Since I had eaten lunch, I stopped off at The Holy Donut for my afternoon snack. Now that I had circled the city twice by foot in the heat, my feet were blistered and sore and the sun had sapped quite a bit of energy. I eased into an empty Adirondack chair on Commercial Street, ate my donut, and decided to tour around in my car for a bit.

I headed across the Casco Bay Bridge to see some lighthouses. My first stop was the Portland Breakwater Lighthouse at Bug Light Park.

I took my sore feet and dying cell phone out to this little lighthouse, which was full of families celebrating the holiday. From there, I drove to Spring Point Ledge Lighthouse, which had fewer people.

It is very picturesque, but by this point, my feet were not up for the difficult walk out to the closed lighthouse, so I moved forward, hoping my cell phone had enough battery life for both photos and navigation through the rest of my day. My third lighthouse was Portland Head Light at Fort Williams Park.

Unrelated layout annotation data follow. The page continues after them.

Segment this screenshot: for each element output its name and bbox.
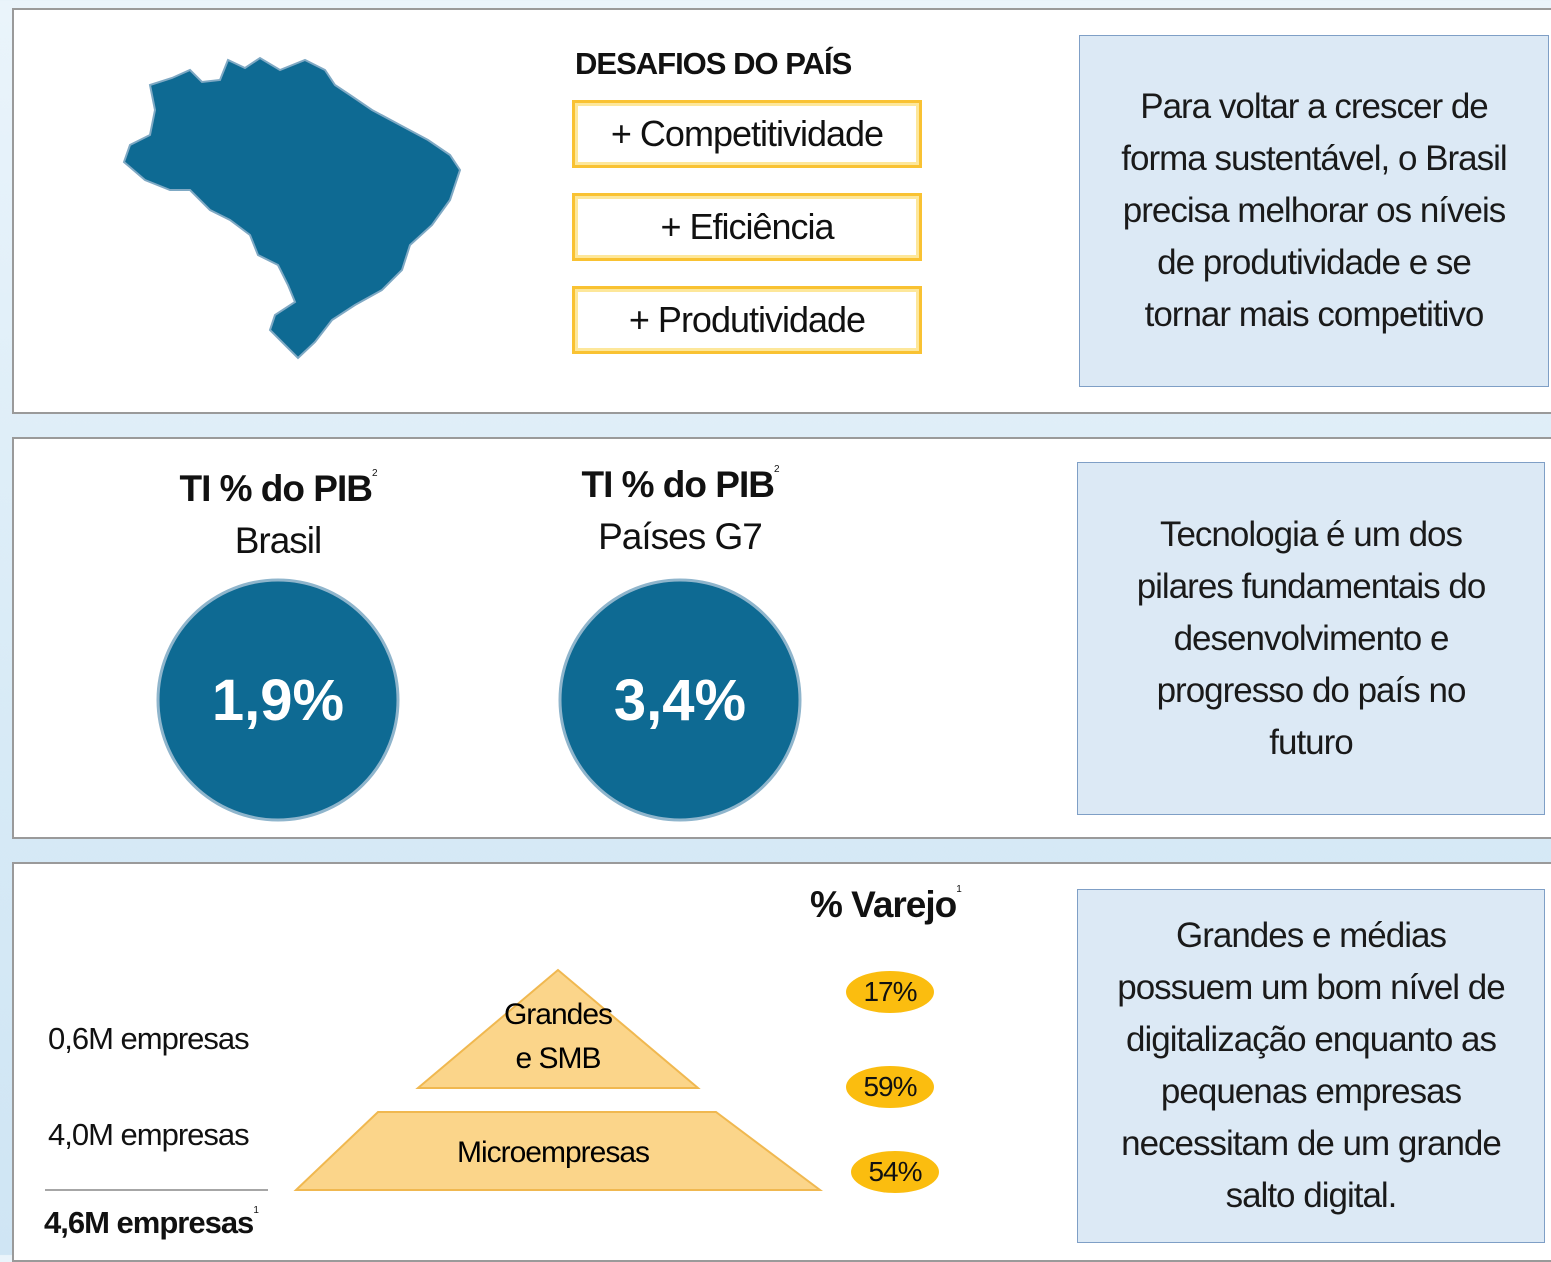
- count-label: 0,6M empresas: [48, 1021, 250, 1056]
- indicator-subtitle: Brasil: [234, 520, 323, 561]
- note-line: Grandes e médias: [1176, 916, 1447, 955]
- total-label: 4,6M empresas1: [44, 1205, 259, 1241]
- indicator-title: TI % do PIB2: [78, 468, 478, 510]
- pyramid-bottom: [293, 1111, 823, 1191]
- pyramid-label: Grandes: [504, 998, 612, 1031]
- challenge-item: + Eficiência: [572, 193, 922, 261]
- brazil-map: [122, 56, 462, 360]
- note-line: futuro: [1269, 722, 1353, 762]
- note-line: possuem um bom nível de: [1117, 968, 1505, 1007]
- footnote: 1: [253, 1205, 258, 1216]
- total-text: 4,6M empresas: [44, 1205, 254, 1240]
- retail-percentage: 59%: [846, 1066, 934, 1108]
- indicator-circle: [558, 578, 802, 822]
- retail-percentage: 54%: [851, 1151, 939, 1193]
- indicator-subtitle: Países G7: [598, 516, 763, 557]
- indicator-circle: [156, 578, 400, 822]
- challenge-item: + Competitividade: [572, 100, 922, 168]
- note-line: precisa melhorar os níveis: [1122, 191, 1506, 230]
- challenges-heading: DESAFIOS DO PAÍS: [575, 46, 852, 81]
- title-text: TI % do PIB: [179, 468, 372, 509]
- note-box: Para voltar a crescer de forma sustentáv…: [1079, 35, 1549, 387]
- pyramid-label: e SMB: [515, 1042, 600, 1075]
- indicator-value: 1,9%: [212, 668, 344, 733]
- pyramid-label: Microempresas: [457, 1136, 649, 1169]
- footnote: 2: [773, 464, 779, 475]
- indicator-circles: 1,9% 3,4%: [156, 578, 802, 822]
- note-box: Tecnologia é um dos pilares fundamentais…: [1077, 462, 1545, 815]
- note-line: pilares fundamentais do: [1136, 566, 1487, 606]
- note-line: necessitam de um grande: [1121, 1124, 1502, 1163]
- count-label: 4,0M empresas: [48, 1117, 250, 1152]
- pyramid-top: [415, 968, 701, 1089]
- title-text: TI % do PIB: [581, 464, 774, 505]
- footnote: 2: [371, 468, 377, 479]
- footnote: 1: [956, 884, 961, 895]
- note-line: tornar mais competitivo: [1144, 295, 1485, 334]
- indicator-title: TI % do PIB2: [480, 464, 880, 506]
- note-line: progresso do país no: [1156, 670, 1467, 710]
- note-line: de produtividade e se: [1157, 243, 1472, 282]
- indicator-value: 3,4%: [614, 668, 746, 733]
- note-line: digitalização enquanto as: [1125, 1020, 1497, 1059]
- note-line: salto digital.: [1225, 1176, 1398, 1215]
- retail-percentage: 17%: [846, 971, 934, 1013]
- pyramid: Grandes e SMB Microempresas: [45, 968, 823, 1191]
- note-line: desenvolvimento e: [1173, 618, 1450, 658]
- note-line: pequenas empresas: [1160, 1072, 1462, 1111]
- note-line: Tecnologia é um dos: [1159, 514, 1463, 554]
- retail-heading: % Varejo1: [810, 884, 962, 926]
- note-line: Para voltar a crescer de: [1140, 87, 1489, 126]
- note-box: Grandes e médias possuem um bom nível de…: [1077, 889, 1545, 1243]
- challenge-item: + Produtividade: [572, 286, 922, 354]
- note-line: forma sustentável, o Brasil: [1121, 139, 1507, 178]
- heading-text: % Varejo: [810, 884, 957, 925]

The keeper’s house was already closed when I got there, but the grounds were lush and easy to navigate. The iconic site was also full of families and picnickers, but is vast enough to not feel crowded. I was surprised that my cell phone had enough life for the photos.

Rather than push my luck trying to get to a few more remote sites, I headed back for the hotel, passing through Old Orchard Beach along the way. It was packed, with traffic stopped to a crawl so that police could direct traffic into and out of the town center. As I sat waiting on Rte 9 along the coast, I could see the two Maines that I had heard about at the Maine Historical Society. There was amble evidence of the new construction there, mingling with the older motel structures. There is considerable money to be made in holiday rentals at this beach, but it has crowded the place. The traffic was slower there than when I went to South Beach in Miami, and I did not see any compelling reason to stop in the town once I was waved into it. Instead, after a long, hot, wonderful day of touring, I headed back to my motel to put my feet up and get another good night of sleep.